Monday, September 20, 2010

"About suffering..."

My husband had a good, hard, exhausting, heartbreaking visit with his sister and her husband and children. She will have surgery on Thursday to try and reduce the size of the tumor and extend her life. But short of a miracle, it seems, there is not much hope, so we hope and pray for a miracle.

Kirk said that, because of the tumor, her personality had changed and that he felt she was slipping away. I keep thinking of a story he once told me of being a little boy - three-years old - and looking out his bedroom window to see the EMTs carrying the sheet-covered body of his older sister Laurie, who was five, down the front walk of his house and away forever. And now another sister is slipping away from him.

At times like this, I always think of W.H. Auden's "Musee des Beaux Arts," which is, to me, one of the most perfect explorations of human suffering ever written.


Musee des Beaux Arts

About suffering they were never wrong,
The Old Masters: how well they understood
Its human position; how it takes place
While someone else is eating or opening a window or just walking dully along;
How, when the aged are reverently, passionately waiting
For the miraculous birth, there always must be
Children who did not specially want it to happen, skating
On a pond at the edge of the wood:
They never forgot
That even the dreadful martyrdom must run its course
Anyhow in a corner, some untidy spot
Where the dogs go on with their doggy life and the torturer's horse
Scratches its innocent behind on a tree.

In Brueghel's Icarus for instance: how everything turns away
Quite leisurely from the disaster; the ploughman may
Have heard the splash, the forsaken cry,
But for him it was not an important failure; the sun shone
As it had to on the white legs disappearing into the green
Water; and the expensive delicate ship that must have seen
Something amazing, a boy falling out of the sky,
Had somewhere to get to and sailed calmly on.

5 comments:

Susan said...

I'm so sorry for what your family is going through. Prayers and hugs to you all.

yellowdoggranny said...

this is heartbreaking..she is on my prayer list and the Goddess seems to pay special attention to them as they are all still on the list and all are still with us..

Anne Watkins said...

This poem is perfection. I did not know it.
Thank you.
The light on the untidy spot, the pounding routine of tragedy. How do we live with it? How do we not?

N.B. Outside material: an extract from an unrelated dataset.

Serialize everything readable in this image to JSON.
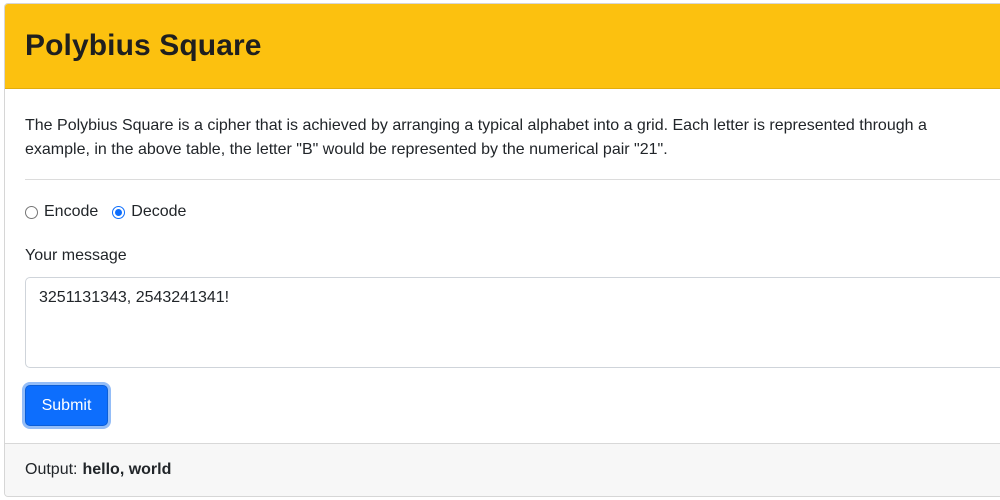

This news makes no sense, does it? So grateful that Kirk has you and your family. I am weeping over all of it and begging the ship to drop anchor and pay quiet attention.

with love, Anne

jason said...

That poem has stayed with me since oh, 5th grade or so when I first read it.

I'm praying here. Seriously.

a thousand shades of twilight said...

Still thinking of you, and Kirk, and all of your family. You've all been through so much. It is so unfair. Wishing you peace and love.

That poem is amazing - thanks for introducing it to me.